In my old job, I used to do home visits to one of my clients and her mum was like this.
They lived quite rurally and when you arrived, you were bombarded with tea, cake, biscuits, sandwiches etc
It was sweet to begin with but I was there to do a job and my visits often took much longer due to interruptions and having to eat and drink something to pacify her. If I ignored the tea she poured to get some work done, she would bustle in and exclaim "oh your tea must be cold, you haven't had a chance to drink it! I'll get you a fresh cup!!"
It was made worse when I was pregnant and they kept plying me with liquids and there was nowhere between their house and the nearest village to use the loo!
My client told me one day that I was lucky I could eat because her sw (who also did frequent home visits for support) was coeliac and couldn't eat any of her mums offerings. I had a sneaky suspicion that her sw wasn't actually coeliac and had said it to get around being force-fed every visit!

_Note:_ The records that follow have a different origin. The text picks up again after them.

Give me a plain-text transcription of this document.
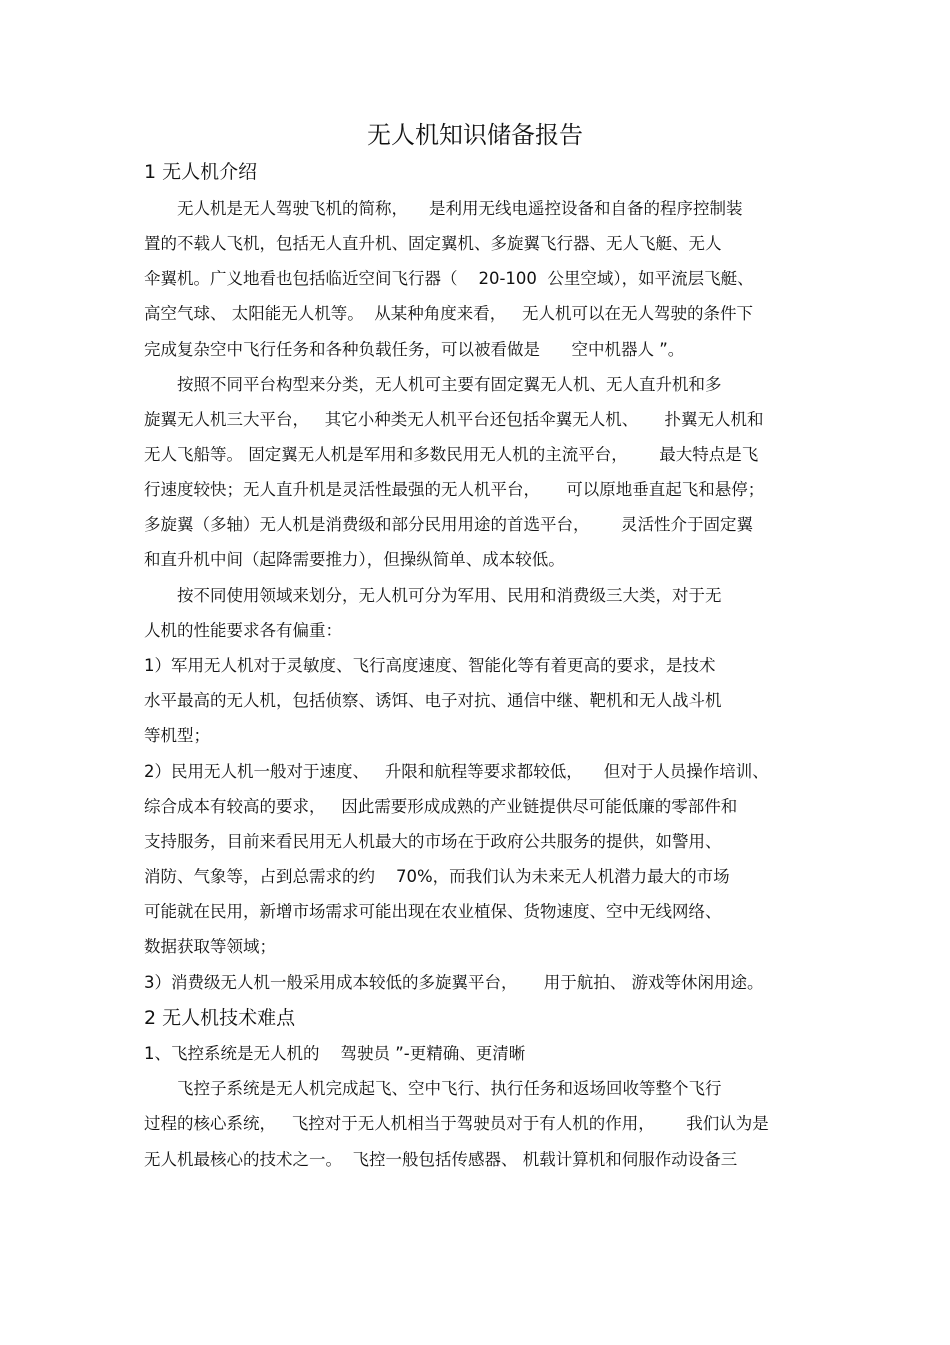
无人机知识储备报告
1 无人机介绍
无人机是无人驾驶飞机的简称，    是利用无线电遥控设备和自备的程序控制装
置的不载人飞机，包括无人直升机、固定翼机、多旋翼飞行器、无人飞艇、无人
伞翼机。广义地看也包括临近空间飞行器（    20-100  公里空域），如平流层飞艇、
高空气球、 太阳能无人机等。  从某种角度来看，   无人机可以在无人驾驶的条件下
完成复杂空中飞行任务和各种负载任务，可以被看做是      空中机器人 ”。
按照不同平台构型来分类，无人机可主要有固定翼无人机、无人直升机和多
旋翼无人机三大平台，   其它小种类无人机平台还包括伞翼无人机、     扑翼无人机和
无人飞船等。 固定翼无人机是军用和多数民用无人机的主流平台，      最大特点是飞
行速度较快；无人直升机是灵活性最强的无人机平台，     可以原地垂直起飞和悬停；
多旋翼（多轴）无人机是消费级和部分民用用途的首选平台，      灵活性介于固定翼
和直升机中间（起降需要推力），但操纵简单、成本较低。
按不同使用领域来划分，无人机可分为军用、民用和消费级三大类，对于无
人机的性能要求各有偏重：
1）军用无人机对于灵敏度、飞行高度速度、智能化等有着更高的要求，是技术
水平最高的无人机，包括侦察、诱饵、电子对抗、通信中继、靶机和无人战斗机
等机型；
2）民用无人机一般对于速度、   升限和航程等要求都较低，    但对于人员操作培训、
综合成本有较高的要求，   因此需要形成成熟的产业链提供尽可能低廉的零部件和
支持服务，目前来看民用无人机最大的市场在于政府公共服务的提供，如警用、
消防、气象等，占到总需求的约    70%，而我们认为未来无人机潜力最大的市场
可能就在民用，新增市场需求可能出现在农业植保、货物速度、空中无线网络、
数据获取等领域；
3）消费级无人机一般采用成本较低的多旋翼平台，     用于航拍、 游戏等休闲用途。
2 无人机技术难点
1、飞控系统是无人机的    驾驶员 ”-更精确、更清晰
飞控子系统是无人机完成起飞、空中飞行、执行任务和返场回收等整个飞行
过程的核心系统，   飞控对于无人机相当于驾驶员对于有人机的作用，      我们认为是
无人机最核心的技术之一。  飞控一般包括传感器、 机载计算机和伺服作动设备三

I was raging I hadn't thought of it first 😂

Dieu · 10/08/2019 22:15

@Nonstopbuttmachine

It was so lovely of you to offer the ice-lolly (and I bet he thought so too) ... I'd have bitten your hand off, as it sounds divine Grin
I gave ice-lollies to a couple of homeless guys the other day, as it was very hot. They looked slightly bewildered but ate them anyway!

expatinspain · 11/08/2019 14:55

Honestly you are describing most of my relatives. Is she Irish? She's English!

OP posts:
hashtagthathappened · 11/08/2019 15:35

People always insist it’s an Irish thing. It’s not. It’s a rude and annoying thing.

fedup21 · 11/08/2019 15:36

I don’t know anyone that does that-it sounds bizarre?!